Matinee is a 2024 Indian Kannada-language comedy horror film written and directed by Manohar Kaampalli in his debut. The film is produced by Parvathi S. Gowda under F3 Productions banner. The film features Sathish Ninasam, Rachita Ram and Aditi Prabhudeva in the lead roles besides Nagabhushana, Shivaraj K. R. Pete, Poornachandra Mysore and Diganth Diwakar in supporting roles. The film's score and soundtrack are composed by Poornachandra Tejaswi, while the cinematography is by Sudhakar S. Raj, with editing by KM Prakash.

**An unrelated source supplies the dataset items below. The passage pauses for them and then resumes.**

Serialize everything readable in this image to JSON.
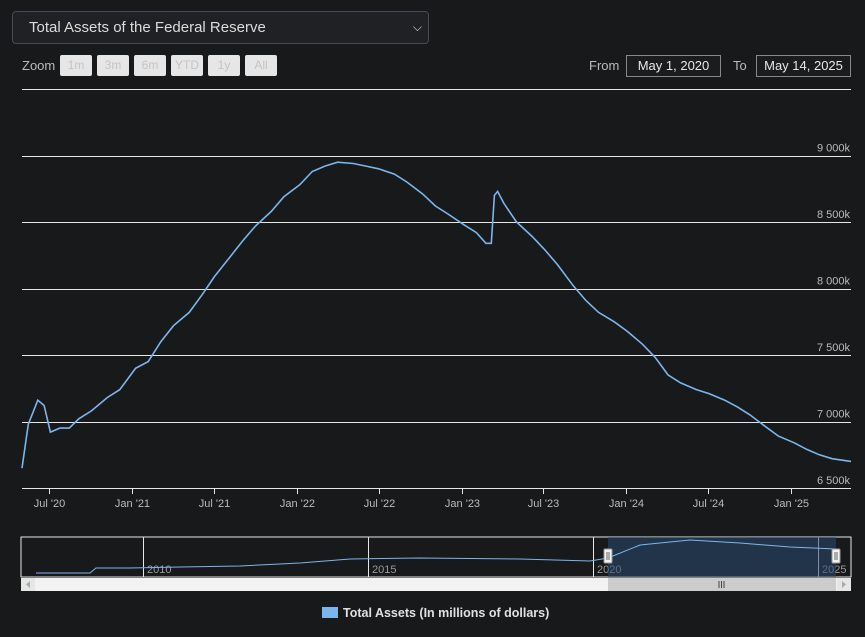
{
  "selector": {
    "value": "Total Assets of the Federal Reserve"
  },
  "zoom": {
    "label": "Zoom",
    "buttons": [
      "1m",
      "3m",
      "6m",
      "YTD",
      "1y",
      "All"
    ]
  },
  "range": {
    "from_label": "From",
    "from_value": "May 1, 2020",
    "to_label": "To",
    "to_value": "May 14, 2025"
  },
  "legend": {
    "label": "Total Assets (In millions of dollars)"
  },
  "colors": {
    "series": "#7cb5ec",
    "grid": "#e6e6e6",
    "background": "#18191b"
  },
  "chart_data": {
    "type": "line",
    "title": "Total Assets of the Federal Reserve",
    "xlabel": "",
    "ylabel": "",
    "xlim": [
      "2020-05-01",
      "2025-05-14"
    ],
    "ylim": [
      6500,
      9500
    ],
    "y_unit": "millions of dollars (axis shown in k)",
    "x_tick_labels": [
      "Jul '20",
      "Jan '21",
      "Jul '21",
      "Jan '22",
      "Jul '22",
      "Jan '23",
      "Jul '23",
      "Jan '24",
      "Jul '24",
      "Jan '25"
    ],
    "y_ticks": [
      6500,
      7000,
      7500,
      8000,
      8500,
      9000
    ],
    "y_tick_labels": [
      "6 500k",
      "7 000k",
      "7 500k",
      "8 000k",
      "8 500k",
      "9 000k"
    ],
    "legend_placement": "bottom-center",
    "grid": true,
    "series": [
      {
        "name": "Total Assets (In millions of dollars)",
        "points": [
          [
            "2020-05-01",
            6650
          ],
          [
            "2020-05-15",
            6980
          ],
          [
            "2020-06-05",
            7160
          ],
          [
            "2020-06-19",
            7120
          ],
          [
            "2020-07-03",
            6920
          ],
          [
            "2020-07-24",
            6950
          ],
          [
            "2020-08-14",
            6950
          ],
          [
            "2020-09-04",
            7020
          ],
          [
            "2020-10-02",
            7080
          ],
          [
            "2020-11-06",
            7180
          ],
          [
            "2020-12-04",
            7240
          ],
          [
            "2021-01-08",
            7400
          ],
          [
            "2021-02-05",
            7450
          ],
          [
            "2021-03-05",
            7600
          ],
          [
            "2021-04-02",
            7720
          ],
          [
            "2021-05-07",
            7820
          ],
          [
            "2021-06-04",
            7950
          ],
          [
            "2021-07-02",
            8090
          ],
          [
            "2021-08-06",
            8240
          ],
          [
            "2021-09-03",
            8360
          ],
          [
            "2021-10-01",
            8470
          ],
          [
            "2021-11-05",
            8580
          ],
          [
            "2021-12-03",
            8690
          ],
          [
            "2022-01-07",
            8780
          ],
          [
            "2022-02-04",
            8880
          ],
          [
            "2022-03-04",
            8920
          ],
          [
            "2022-04-01",
            8950
          ],
          [
            "2022-05-06",
            8940
          ],
          [
            "2022-06-03",
            8920
          ],
          [
            "2022-07-01",
            8900
          ],
          [
            "2022-08-05",
            8860
          ],
          [
            "2022-09-02",
            8800
          ],
          [
            "2022-10-07",
            8710
          ],
          [
            "2022-11-04",
            8620
          ],
          [
            "2022-12-02",
            8560
          ],
          [
            "2023-01-06",
            8480
          ],
          [
            "2023-02-03",
            8420
          ],
          [
            "2023-02-24",
            8340
          ],
          [
            "2023-03-08",
            8340
          ],
          [
            "2023-03-15",
            8700
          ],
          [
            "2023-03-22",
            8730
          ],
          [
            "2023-04-05",
            8640
          ],
          [
            "2023-05-03",
            8500
          ],
          [
            "2023-06-07",
            8390
          ],
          [
            "2023-07-05",
            8290
          ],
          [
            "2023-08-02",
            8180
          ],
          [
            "2023-09-06",
            8020
          ],
          [
            "2023-10-04",
            7910
          ],
          [
            "2023-11-01",
            7820
          ],
          [
            "2023-12-06",
            7750
          ],
          [
            "2024-01-03",
            7680
          ],
          [
            "2024-02-07",
            7580
          ],
          [
            "2024-03-06",
            7480
          ],
          [
            "2024-04-03",
            7350
          ],
          [
            "2024-05-01",
            7290
          ],
          [
            "2024-06-05",
            7240
          ],
          [
            "2024-07-03",
            7210
          ],
          [
            "2024-08-07",
            7160
          ],
          [
            "2024-09-04",
            7110
          ],
          [
            "2024-10-02",
            7050
          ],
          [
            "2024-11-06",
            6960
          ],
          [
            "2024-12-04",
            6890
          ],
          [
            "2025-01-08",
            6840
          ],
          [
            "2025-02-05",
            6790
          ],
          [
            "2025-03-05",
            6750
          ],
          [
            "2025-04-02",
            6720
          ],
          [
            "2025-05-14",
            6700
          ]
        ]
      }
    ],
    "navigator": {
      "x_tick_labels": [
        "2010",
        "2015",
        "2020",
        "2025"
      ],
      "selected_range": [
        "2020-05-01",
        "2025-05-14"
      ]
    }
  }
}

The film was released on 5 April 2024 and opened to mixed reviews from critics and audience criticizing the film for its predictable storyline.

== Plot ==
Arun is from an affluent family and is an owner of a haunted property. His friends, after multiple attempts, convince him to sell the property with a motive of looting him after the deal. They make an entry to the haunted house and are spooked by haunting sounds of anklets and noises. The hatched plan backfires upon the friends. The friends gradually understand that Arun is a ghost and Arun confesses he had love with akshara but akshara was missing for many days and suddenly appears and told she passed German test and will go to Germany but Arun disagree telling she used to tell she used to tell she cannot leave him and now suddenly taken decisions to get to Germany, now akshara gets angry and tells that he thinks only for him and she leaves. After akshara enters an auto and go Arun tries to call back akshara but slips from the top floor to ground and gets dead. Arun wished to tell one last word sorry to akshara as he still loves her but he cannot and one day when his friends enter the house Arun finds that his friends can hear him and also touch them so Arun request his friends to bring akshara to fulfil his last wish. Akshara comes to the house and Arun tells sorry and tells he loves her and the house is for akshara and disappear. One friend now tells akshara is a big cheat by pretending love to many boys as he comes to know from the ashramam. Akshara become furious telling she is after money and now as house belongs to her everybody should get out and the friends comes out angrily. Akshara looking a wall photo of Arun tells she loved the house and the house was built by his mother only, now Arun face changes in the photo becomes red and appears to akshara telling he won't leave her and starts shutting all the doors and windows, akshara runs to exit and waves hand at one friend but the door shuts. The friends now tell among each other they should not get selfish in the name of real estate business.

== Production ==
Manohar Kaampalli, who previously worked as an assistant to Ram Gopal Varma in Killing Veerappan, announced that he would be debuting as director for two films in January 2020. He also announced that both his projects will be produced by F3 Productions. Posters of the films along with their titles had been released and announced the filming to be started the next year. Actors Sathish Ninasam and Rachita Ram were onboarded, pairing second time after the successful film Ayogya (2019). The pair started to shoot for the film on 24 March 2021.

== Soundtrack ==

Poornachandra Tejaswi has composed the film's background and scored for its soundtrack. He has also written the lyrics for two songs.

Track listing
| No. | Title | Lyrics | Artist(s) | Length |
|---|---|---|---|---|
| 1. | "Sanje Mele" | Poornachandra Tejaswi | Vijay Prakash | 04:54 |
| 2. | "Ninagage Midiyivudu" | Hemanth Kumar Ganjam | Sadhvini Koppa | 06:08 |
| 3. | "Baaro Baaro Bottle Thaaro" | Poornachandra Tejaswi | Poornachandra Tejaswi, Sathish Ninasam, Real Ranna | 4:18 |

==Reception==
Vinay Lokesh of The Times of India said that “Matinee is an honest attempt by debutante director Manohar. It blends horror, comedy, romance, and friendship with a touch of betrayal.” Sujay B M of Deccan Herald said that “Despite being stretched out, ‘Matinee’ succeeds in entertaining the audience with timely twists and turns. However, under-developed characters and lack of an intriguing plot line derails the film from standing out in the genre.”

== Release ==
The film was released across Karnataka on 5 April 2024. Chandan Films distributed the film throughout the state.